Pasaban los años, y en su camino de vida se cruzó con niños que tenían una cosa u otra, pero  jamás unas manos que la enamoraron. Fue feliz a ratos, algunos mucho, incluso unos muchísimo, como todo ser humano.

La niña flaca de pelo rubio sufría de empatía con el dolor ajeno. Cuando era feliz siempre recordaba el sufrimiento de otros pero sin dejar de disfrutar al máximo aquellos momentos plenos de alegría que se le presentaban. Y mientras tanto, jamás perdió la esperanza de encontrar a un niño dispuesto a tocarla con sus manos, y que esas manos fueran las manos de las que la niña flaca y rubia se pudiera enamorar.

La niña flaca dejó de ser rubia para convertirse en niña flaca con pelo rojo y aroma de higuera. La niña flaca creyó, amó. A la niña flaca con olor a higuera y un piercing en la nariz, un camuflado fantasma le hizo la zancadilla un invierno de los tres que vivió sin descanso; y la niña de pelo rojo e inocencia intacta cayó al suelo. La niña flaca con un piercing en la nariz y aroma de higuera se levantó y sacudió el polvo de su falda dispuesta a mirar al frente una vez más.

Un domingo inesperado de una bruma aburrida, la niña flaca que antes fue rubia y ahora ya no, se encontró un flechazo de un oro radiante lanzado por un niño guapo desde un país lejano de musgo y lava.

Otro día, la niña flaca, atraída por unas palabras escritas en un monitor por ese niño de ojos azules, miró con curiosidad sus fotos, observó el rostro del niño, su perfil perfecto, su labio inferior, y observó sus manos,… ¡Por fin las encontró!, y fue muy curioso porque en ese momento la niña flaca con el pelo rojo y algunos miedos no buscaba nada, pero ahí estaban esas manos. Repasó una por una todas aquellas imágenes del niño con manos creativas, manos perfectas por las que dejarse tocar. Quiso cerciorarse a toda costa que no era una ilusión presa del deseo que albergaba en su corazón desde hacía mil años, porque fue verlas, que junto a las palabras del niño de ojos azules,  surgió el amor entre las manos y la niña flaca de pelo rojo con olor a higuera y algún miedo.
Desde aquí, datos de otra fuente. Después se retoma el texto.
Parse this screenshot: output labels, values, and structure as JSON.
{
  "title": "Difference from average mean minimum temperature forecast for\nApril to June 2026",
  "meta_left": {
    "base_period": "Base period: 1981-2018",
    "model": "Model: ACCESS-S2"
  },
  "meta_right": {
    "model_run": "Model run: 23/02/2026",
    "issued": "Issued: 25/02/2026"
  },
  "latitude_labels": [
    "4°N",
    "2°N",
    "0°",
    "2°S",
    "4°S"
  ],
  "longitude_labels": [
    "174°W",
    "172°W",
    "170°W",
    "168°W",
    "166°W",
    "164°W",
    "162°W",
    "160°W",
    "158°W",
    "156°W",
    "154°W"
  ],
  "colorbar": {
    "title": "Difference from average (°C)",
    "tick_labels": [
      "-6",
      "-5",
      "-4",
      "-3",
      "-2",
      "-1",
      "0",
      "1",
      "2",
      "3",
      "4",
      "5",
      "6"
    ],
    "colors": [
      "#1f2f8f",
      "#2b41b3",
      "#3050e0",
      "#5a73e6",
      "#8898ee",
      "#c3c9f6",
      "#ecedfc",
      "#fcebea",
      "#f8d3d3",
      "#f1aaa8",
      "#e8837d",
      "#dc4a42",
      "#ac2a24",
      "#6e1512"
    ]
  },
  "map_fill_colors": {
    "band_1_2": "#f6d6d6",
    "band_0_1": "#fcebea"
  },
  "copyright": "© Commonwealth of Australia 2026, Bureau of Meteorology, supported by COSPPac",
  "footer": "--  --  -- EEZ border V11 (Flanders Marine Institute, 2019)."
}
El niño de ojos azules y manos hechas para acariciar mandaba canciones,  hablaba a la niña flaca  mostrando ser un gran contador de historias; y a la niña flaca de pelo rojo le fascinó su entrega y la pasión que aquel niño ponía en las cosas que le contaba (“estas cosas solo me gustan, para lo demás lo doy todo”—decía él).
…Y, he aquí, que la segunda parte del sueño de la niña flaca de ojos azules con matices verdes se cumplió: la mente del niño de ojos azules y manos hechas para acariciar sedujo totalmente a la niña flaca que olía a higuera. Todo esto ocurrió sin que ninguno de los dos se hubiera mirado a los ojos una sola vez (y eso que ella lo deseaba profundamente desde que vio sus manos y él dirigió un flexo a su rostro para responder un cuestionario tipo).
Así  ocurrió que un día se miraron, se hablaron, se escucharon,… Y otra noche se miraron más, rieron juntos y se besaron bajo el destello de unas luces verde boreal que brillaban en la oscuridad. Todo eso estremeció a la niña de pelo rojo con olor a higuera que besaba con los ojos cerrados, porque esa noche la niña flaca con miedos y aroma de higuera voló.